Psychologists may fully participate in health homes as part of health teams or designated providers of health home services in a new state option under Medicaid to provide services to individuals who have at least two chronic conditions, one chronic condition and are at risk of having a second, or one serious and persistent mental health condition (section 2703).
A new Center for Medicare and Medicaid Innovation will test innovative payment and service delivery models to reduce program costs while preserving or enhancing quality of care furnished to individuals (section 3021, as modified by section 10306). Among the host of models that this new innovation center will test are: patient-centered medical homes; direct contracting with groups of providers to promote innovative delivery service models; geriatric plans to coordinate care for individuals with multiple chronic conditions, including cognitive impairment or dementia; community-based health teams to support small-practice medical homes to assist primary care practitioners in chronic care management; promoting access to outpatient services without physician referral where the provider (such as a psychologist) has authority to furnish such services under state law; and utilizing, particularly in entities located in underserved areas, telehealth services in treating behavioral health issues, for example, related to post-traumatic stress disorder and stroke.
New Medicaid mental health mandated benefits and parity requirements. Mental health services must now be included as basic services in Medicaid benchmark equivalent plans provided by states to Medicaid beneficiaries. And beginning January 1, 2014, all state benchmark and benchmark-equivalent coverage must comply with the essential benefits package required for plans in the state Health Benefits Exchanges (section 2001, as modified by section 10201). PPACA also requires that all benchmark and benchmark equivalent state Medicaid plans must comply with the federal parity law, the Paul Wellstone and Pete Domenici Mental Health Parity and Addiction Equity Act (MHPAEA).
APAPO fought to include mental health services as part of state benchmark and benchmark equivalent plans when these plans were introduced in the Deficit Reduction Act of 2005. With PPACA, mental health services are no longer optional services and, building on the landmark MHPAEA law, they also must now be provided at parity with medical/surgical services.

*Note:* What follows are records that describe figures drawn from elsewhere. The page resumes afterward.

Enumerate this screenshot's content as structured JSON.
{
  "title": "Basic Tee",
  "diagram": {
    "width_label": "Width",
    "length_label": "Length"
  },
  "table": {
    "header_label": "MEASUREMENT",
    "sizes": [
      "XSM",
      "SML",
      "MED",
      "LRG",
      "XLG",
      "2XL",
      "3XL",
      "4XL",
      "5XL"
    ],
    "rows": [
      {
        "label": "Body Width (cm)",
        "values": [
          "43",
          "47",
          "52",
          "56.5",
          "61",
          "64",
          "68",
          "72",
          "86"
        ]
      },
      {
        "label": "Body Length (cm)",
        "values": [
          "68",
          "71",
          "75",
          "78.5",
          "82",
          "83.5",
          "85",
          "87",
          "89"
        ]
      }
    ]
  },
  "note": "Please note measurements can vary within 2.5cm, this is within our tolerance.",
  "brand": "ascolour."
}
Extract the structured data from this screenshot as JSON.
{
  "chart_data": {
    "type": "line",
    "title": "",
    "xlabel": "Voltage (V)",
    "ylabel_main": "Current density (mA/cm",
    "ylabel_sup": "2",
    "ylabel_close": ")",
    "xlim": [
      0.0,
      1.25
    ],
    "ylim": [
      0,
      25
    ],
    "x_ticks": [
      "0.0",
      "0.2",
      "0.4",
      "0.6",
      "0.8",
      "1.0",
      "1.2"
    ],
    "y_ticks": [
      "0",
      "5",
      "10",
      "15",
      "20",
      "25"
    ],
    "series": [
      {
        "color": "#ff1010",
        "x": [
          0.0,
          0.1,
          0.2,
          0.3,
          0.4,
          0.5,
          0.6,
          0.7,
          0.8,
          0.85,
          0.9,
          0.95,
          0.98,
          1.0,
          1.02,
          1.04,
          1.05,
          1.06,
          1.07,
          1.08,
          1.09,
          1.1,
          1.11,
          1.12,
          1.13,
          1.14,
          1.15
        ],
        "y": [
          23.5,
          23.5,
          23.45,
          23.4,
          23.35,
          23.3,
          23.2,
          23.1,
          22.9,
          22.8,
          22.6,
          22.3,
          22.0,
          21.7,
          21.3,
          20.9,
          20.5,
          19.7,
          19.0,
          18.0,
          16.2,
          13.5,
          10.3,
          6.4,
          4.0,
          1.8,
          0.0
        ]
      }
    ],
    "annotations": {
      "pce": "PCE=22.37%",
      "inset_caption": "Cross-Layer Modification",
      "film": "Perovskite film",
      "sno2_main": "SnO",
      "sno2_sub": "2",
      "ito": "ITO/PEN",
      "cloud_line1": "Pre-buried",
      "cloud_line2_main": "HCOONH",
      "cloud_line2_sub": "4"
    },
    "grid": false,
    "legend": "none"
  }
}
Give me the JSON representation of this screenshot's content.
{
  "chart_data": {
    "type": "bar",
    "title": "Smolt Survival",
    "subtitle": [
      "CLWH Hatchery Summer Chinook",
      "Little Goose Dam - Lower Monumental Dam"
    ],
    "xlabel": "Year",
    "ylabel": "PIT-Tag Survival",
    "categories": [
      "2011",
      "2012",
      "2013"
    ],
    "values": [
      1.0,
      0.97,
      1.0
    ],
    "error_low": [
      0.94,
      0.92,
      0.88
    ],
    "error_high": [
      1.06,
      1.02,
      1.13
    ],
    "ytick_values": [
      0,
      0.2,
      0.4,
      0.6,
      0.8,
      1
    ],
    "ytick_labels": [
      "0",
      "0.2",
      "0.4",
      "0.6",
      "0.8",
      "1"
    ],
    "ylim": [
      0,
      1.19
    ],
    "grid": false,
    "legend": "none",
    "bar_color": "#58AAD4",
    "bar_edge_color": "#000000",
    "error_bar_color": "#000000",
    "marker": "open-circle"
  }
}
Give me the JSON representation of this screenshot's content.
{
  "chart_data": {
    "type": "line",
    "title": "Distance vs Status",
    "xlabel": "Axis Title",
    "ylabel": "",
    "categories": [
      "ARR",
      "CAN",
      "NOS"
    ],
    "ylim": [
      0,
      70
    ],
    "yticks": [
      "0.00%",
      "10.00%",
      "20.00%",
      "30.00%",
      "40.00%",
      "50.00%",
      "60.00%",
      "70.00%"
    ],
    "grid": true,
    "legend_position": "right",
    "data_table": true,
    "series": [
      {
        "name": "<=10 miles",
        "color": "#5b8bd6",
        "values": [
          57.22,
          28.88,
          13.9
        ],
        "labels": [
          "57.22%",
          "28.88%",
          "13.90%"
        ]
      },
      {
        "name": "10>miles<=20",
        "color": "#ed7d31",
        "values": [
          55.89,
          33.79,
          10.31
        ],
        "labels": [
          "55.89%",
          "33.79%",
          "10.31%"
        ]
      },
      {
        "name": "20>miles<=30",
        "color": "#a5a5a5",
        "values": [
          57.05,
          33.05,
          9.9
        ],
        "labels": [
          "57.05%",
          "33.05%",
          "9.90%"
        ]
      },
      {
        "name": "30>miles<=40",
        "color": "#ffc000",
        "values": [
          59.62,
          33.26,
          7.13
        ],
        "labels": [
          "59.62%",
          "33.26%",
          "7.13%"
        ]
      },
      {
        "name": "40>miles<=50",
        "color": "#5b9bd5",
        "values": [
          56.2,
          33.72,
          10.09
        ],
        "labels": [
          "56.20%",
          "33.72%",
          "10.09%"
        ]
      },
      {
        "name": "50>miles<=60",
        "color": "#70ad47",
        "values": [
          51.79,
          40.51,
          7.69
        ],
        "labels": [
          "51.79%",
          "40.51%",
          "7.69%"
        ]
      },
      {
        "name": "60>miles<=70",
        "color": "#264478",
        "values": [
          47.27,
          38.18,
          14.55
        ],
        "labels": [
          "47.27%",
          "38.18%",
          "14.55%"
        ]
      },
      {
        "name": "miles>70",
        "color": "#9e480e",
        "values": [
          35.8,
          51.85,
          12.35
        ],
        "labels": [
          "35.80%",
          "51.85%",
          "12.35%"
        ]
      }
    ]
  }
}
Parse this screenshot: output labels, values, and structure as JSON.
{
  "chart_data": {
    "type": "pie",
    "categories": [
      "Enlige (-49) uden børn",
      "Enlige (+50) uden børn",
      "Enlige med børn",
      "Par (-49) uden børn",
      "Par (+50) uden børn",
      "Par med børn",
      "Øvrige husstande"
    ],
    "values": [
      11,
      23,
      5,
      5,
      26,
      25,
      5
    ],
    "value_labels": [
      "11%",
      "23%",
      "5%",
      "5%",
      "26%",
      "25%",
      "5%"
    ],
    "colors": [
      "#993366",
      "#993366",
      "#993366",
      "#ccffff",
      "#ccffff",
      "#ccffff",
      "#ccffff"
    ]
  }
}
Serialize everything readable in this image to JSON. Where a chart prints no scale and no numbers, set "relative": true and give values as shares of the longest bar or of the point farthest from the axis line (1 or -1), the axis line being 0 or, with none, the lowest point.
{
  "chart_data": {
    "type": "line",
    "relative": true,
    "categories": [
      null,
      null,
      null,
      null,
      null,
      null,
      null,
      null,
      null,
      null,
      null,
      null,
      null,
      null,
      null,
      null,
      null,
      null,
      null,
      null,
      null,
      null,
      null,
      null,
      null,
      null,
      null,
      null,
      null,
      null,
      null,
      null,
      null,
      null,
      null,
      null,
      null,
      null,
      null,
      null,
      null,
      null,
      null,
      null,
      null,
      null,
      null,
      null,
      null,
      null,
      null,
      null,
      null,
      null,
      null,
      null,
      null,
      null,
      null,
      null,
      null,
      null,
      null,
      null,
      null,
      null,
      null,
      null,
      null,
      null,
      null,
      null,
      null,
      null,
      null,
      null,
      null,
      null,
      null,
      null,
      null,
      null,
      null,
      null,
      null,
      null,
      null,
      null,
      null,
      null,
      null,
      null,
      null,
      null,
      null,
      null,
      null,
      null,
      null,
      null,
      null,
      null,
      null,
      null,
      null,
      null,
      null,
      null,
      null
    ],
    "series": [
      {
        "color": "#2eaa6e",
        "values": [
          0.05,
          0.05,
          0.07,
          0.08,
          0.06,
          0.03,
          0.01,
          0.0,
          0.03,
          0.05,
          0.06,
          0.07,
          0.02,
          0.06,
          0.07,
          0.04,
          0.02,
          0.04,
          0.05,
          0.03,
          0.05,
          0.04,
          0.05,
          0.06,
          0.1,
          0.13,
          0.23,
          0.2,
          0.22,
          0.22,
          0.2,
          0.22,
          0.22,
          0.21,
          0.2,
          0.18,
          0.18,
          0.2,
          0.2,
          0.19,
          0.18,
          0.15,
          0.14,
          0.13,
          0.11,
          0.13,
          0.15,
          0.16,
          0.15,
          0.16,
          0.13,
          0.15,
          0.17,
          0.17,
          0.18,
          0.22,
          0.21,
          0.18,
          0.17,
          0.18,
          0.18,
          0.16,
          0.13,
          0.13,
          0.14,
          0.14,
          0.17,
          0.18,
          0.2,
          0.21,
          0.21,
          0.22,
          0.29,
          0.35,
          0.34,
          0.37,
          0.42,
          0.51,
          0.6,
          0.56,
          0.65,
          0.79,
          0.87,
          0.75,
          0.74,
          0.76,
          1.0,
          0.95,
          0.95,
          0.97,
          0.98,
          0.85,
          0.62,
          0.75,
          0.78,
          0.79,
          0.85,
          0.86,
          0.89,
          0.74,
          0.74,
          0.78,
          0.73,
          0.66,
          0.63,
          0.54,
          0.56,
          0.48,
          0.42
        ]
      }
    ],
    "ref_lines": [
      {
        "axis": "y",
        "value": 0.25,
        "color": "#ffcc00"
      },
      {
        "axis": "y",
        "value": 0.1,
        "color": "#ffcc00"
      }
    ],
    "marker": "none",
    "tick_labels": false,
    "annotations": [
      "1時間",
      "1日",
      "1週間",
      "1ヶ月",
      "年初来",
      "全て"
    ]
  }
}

A national focus on prevention. PPACA establishes a National Prevention, Health Promotion and Public Health Council to develop a national prevention, health promotion and public health strategy (section 4001, as modified by section 10401) and a fund to provide for expanded and sustained national investment in prevention and public health programs (section 4002). Various provisions in the new law provide for coverage of preventive health services and prohibit cost sharing for such services, encourage community-based activities and encourage public health innovation. Mental health and substance use services are included along with other health services in this new national prevention strategy.
Provider nondiscrimination. Health plans may no longer discriminate against psychologists and other health providers with respect to plan participation (section 1201, as adding section 2706 to the Public Health Service Act). While this provision does not require a health plan to contract with every available health care provider, it does prevent health plans from excluding an entire type of provider from its network. APAPO has worked for many years with other non-physician advocacy organizations for this provider protection and is pleased that it is now federal law through PPACA.